Syringomyelia is a condition characterized by a fluid-filled cavity or cyst known as a syrinx that forms within the spinal cord. Syringomyelia is a chronic condition and a syrinx can expand over time compressing or destroying the surrounding nerve tissue. A wide variety of symptoms can potentially be associated with syringomyelia depending upon the size and exact location of the syrinx. Common signs/symptoms include pain in the neck and shoulders, muscle weakness, pain and stiffness in the legs, numbness or decreased sensation especially to hot and cold, abnormal curvature of the spine (scoliosis), muscle contractions, and uncoordinated movements (ataxia). The majority of cases of syringomyelia are associated with a complex brain abnormality known as a Chiari malformation. Additional known causes of syringomyelia include tethered cord syndrome, meningitis (arachnoiditis), certain tumors of the spinal cord, and trauma. In some cases, no underlying cause can be identified (idiopathic).
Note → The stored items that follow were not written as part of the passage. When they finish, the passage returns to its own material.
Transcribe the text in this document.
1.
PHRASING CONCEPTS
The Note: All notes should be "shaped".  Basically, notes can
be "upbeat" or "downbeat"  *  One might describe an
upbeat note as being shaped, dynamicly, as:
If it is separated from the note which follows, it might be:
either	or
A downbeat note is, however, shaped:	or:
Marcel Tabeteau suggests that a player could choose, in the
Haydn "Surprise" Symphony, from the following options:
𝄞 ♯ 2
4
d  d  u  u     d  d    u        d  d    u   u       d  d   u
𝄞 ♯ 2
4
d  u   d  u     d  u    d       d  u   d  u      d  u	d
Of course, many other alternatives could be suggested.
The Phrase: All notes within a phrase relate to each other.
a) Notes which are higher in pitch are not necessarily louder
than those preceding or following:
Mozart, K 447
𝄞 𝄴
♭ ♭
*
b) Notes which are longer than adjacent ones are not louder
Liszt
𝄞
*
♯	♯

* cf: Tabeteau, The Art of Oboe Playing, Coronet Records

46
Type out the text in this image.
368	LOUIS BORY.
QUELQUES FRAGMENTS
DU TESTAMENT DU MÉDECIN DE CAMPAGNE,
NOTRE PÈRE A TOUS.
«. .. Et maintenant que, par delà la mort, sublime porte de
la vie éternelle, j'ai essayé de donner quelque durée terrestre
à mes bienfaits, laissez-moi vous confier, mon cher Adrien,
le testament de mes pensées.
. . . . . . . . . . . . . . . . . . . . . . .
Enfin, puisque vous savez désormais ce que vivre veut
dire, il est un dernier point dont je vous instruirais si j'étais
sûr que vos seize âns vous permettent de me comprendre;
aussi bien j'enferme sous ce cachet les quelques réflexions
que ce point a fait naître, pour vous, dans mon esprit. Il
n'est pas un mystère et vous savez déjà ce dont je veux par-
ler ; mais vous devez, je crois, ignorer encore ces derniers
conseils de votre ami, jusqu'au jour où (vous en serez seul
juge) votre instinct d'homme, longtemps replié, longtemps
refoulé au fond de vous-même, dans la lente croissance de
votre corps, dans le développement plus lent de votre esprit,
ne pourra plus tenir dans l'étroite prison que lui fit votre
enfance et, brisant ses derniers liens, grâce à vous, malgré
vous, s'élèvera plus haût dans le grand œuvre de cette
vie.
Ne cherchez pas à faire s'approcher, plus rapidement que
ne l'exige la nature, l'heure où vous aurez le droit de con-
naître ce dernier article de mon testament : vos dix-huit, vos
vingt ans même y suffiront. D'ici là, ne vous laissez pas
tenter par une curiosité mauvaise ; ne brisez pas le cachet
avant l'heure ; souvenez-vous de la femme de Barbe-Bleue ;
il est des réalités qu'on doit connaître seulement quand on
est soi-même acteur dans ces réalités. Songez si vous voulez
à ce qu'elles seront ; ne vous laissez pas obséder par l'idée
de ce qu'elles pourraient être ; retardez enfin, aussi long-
The terminology used in the medical literature to describe syringomyelia can be confusing. Syringomyelia is often associated with an abnormality of the craniovertebral junction, usually a Chiari malformation, and these cases may be referred to as congenital syringomyelia. Secondary syringomyelia refers to cases that have a known cause. The term primary syringomyelia has been used to refer to cases of unknown cause or to cases that occur because of specific known causes that damage the spinal cord. Posttraumatic syringomyelia refers to cases that result from trauma to the spinal cord (these cases are sometimes sub-classified as primary syringomyelia).
Some individuals have a condition related to syringomyelia known as hydro(syringo)myelia, which is characterized by abnormal widening of the central canal of the spinal cord (the normal small canal running through the center of the spinal cord). Some physicians use the terms syringomyelia or hydromyelia interchangeably. Hydromyelia may also be present in infants and young children with or without brain abnormalities, such as Chiari malformation type II. The fluid-filled cavities in cases of syringomyelia often do not connect to any other fluid-filled areas or spaces and occur more often in adults than children.